Friends of Chamber Music brings the Takacs Quartet to Portland State University’s Lincoln Hall Monday and Tuesday. Photo: Patrick Ryan.

The state’s symphony orchestras hit the stage this weekend for the first time in 2013.  On Friday and Sunday, the Beaverton Symphony gets operatic with music by Wagner, Verdi and more, including arias sung by Lindsey Cafferky McMahon, Brennen Guillory, and Alexis Hamilton. The Vancouver Symphony Orchestra goes all Hamlet on us, with orchestral evocations by Shostakovich, Liszt, Tchaikovsky and more. And pop goes the Oregon Symphony on Saturday with a Ray Charles tribute fronted by former Tower of Power singer Ellis Hall, and Sunday with the legendary Norman Leyden wielding his clarinet in swing classics by Ellington and more.

The chamber music schedule is heating up too. On Sunday at Eugene’s United Lutheran Church, the Oregon Bach Collegium plays Italian Baroque music by the two most famous Scarlattis, Corelli, and Europe’s greatest hit of the time, Geminiani’s “La Folia,” variations, recently covered by Portland Baroque Orchestra. That’s the opening volley in a veritable assault of early music coming to Eugene in the next month.

The biggest names in Oregon classical music this week, though, are the astonishing Takacs Quartet. Certainly their previous performances that I’ve seen in Portland support the notion that they’re perhaps the finest chamber ensemble in the world. With help from guest violist Erika Eckert, they’ll play music of Brahms, Haydn and Schubert (including both of Brahms’s gorgeous Viola Quintets) in different programs on Monday and Tuesday at Portland State University’s Lincoln Hall.

Choral music fans have a good choice at Northeast Portland’s St. Michael’s & All Angels Church on Saturday and Sunday with performances of Stravinsky, Byrd and early American, English and Romanian folk music from Portland Revels’ women’s vocal ensemble, ViVoce.
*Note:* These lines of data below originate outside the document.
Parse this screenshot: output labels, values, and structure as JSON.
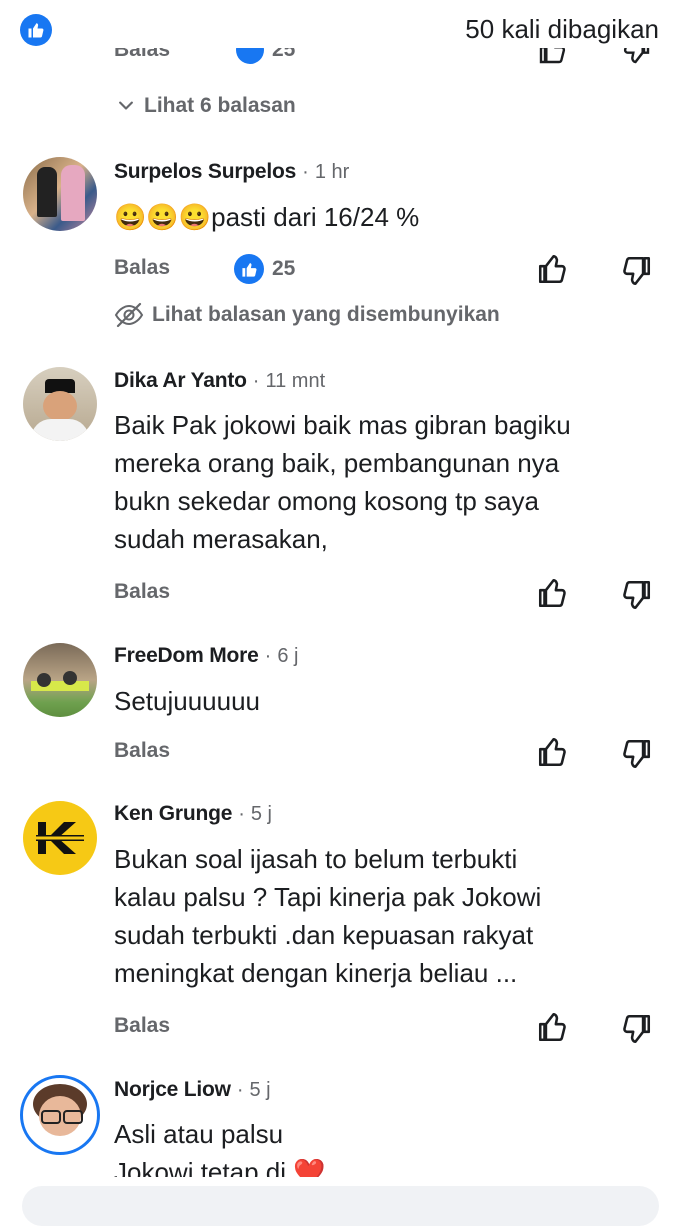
{
  "header": {
    "shares_text": "50 kali dibagikan"
  },
  "previous": {
    "view_replies": "Lihat 6 balasan"
  },
  "comments": [
    {
      "name": "Surpelos Surpelos",
      "time": "1 hr",
      "text_emoji": "😀😀😀",
      "text": "pasti dari  16/24 %",
      "reply_label": "Balas",
      "like_count": "25",
      "hidden_replies": "Lihat balasan yang disembunyikan"
    },
    {
      "name": "Dika Ar Yanto",
      "time": "11 mnt",
      "lines": [
        "Baik Pak jokowi baik mas gibran bagiku",
        "mereka orang baik, pembangunan nya",
        "bukn sekedar omong kosong tp saya",
        "sudah merasakan,"
      ],
      "reply_label": "Balas"
    },
    {
      "name": "FreeDom More",
      "time": "6 j",
      "lines": [
        "Setujuuuuuu"
      ],
      "reply_label": "Balas"
    },
    {
      "name": "Ken Grunge",
      "time": "5 j",
      "lines": [
        "Bukan soal ijasah to belum terbukti",
        "kalau palsu ? Tapi kinerja pak Jokowi",
        "sudah terbukti .dan kepuasan rakyat",
        "meningkat dengan kinerja beliau ..."
      ],
      "reply_label": "Balas"
    },
    {
      "name": "Norjce Liow",
      "time": "5 j",
      "lines": [
        "Asli atau palsu",
        "Jokowi tetap di"
      ],
      "heart": "❤️"
    }
  ],
  "colors": {
    "accent": "#1877f2",
    "secondary_text": "#65676b",
    "primary_text": "#1c1e21"
  }
}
The group’s shows often interpolates storytelling, this time with Sarah Hauser and Nathan Markiewicz.

New music fans have a lot to look forward to this spring, but this weekend, the best bet is Saturday at Southeast Portland’s YU Contemporary Gallery. Southern California electronic music composer, scholar and musician Curtis Roads’s eight-channel surround sound composition that uses techniques of spatialization and diffusion.

Oregon’s major jazz event, the PDX Jazz Festival, gets underway next month with a stellar lineup, but in the meantime, check out the new Cadence Fest Sunday through Tuesday at Ivories Jazz Lounge in Portland’s Pearl District. It celebrates the move of the celebrated jazz magazine to Portland, as I explained this week in Willamette Week.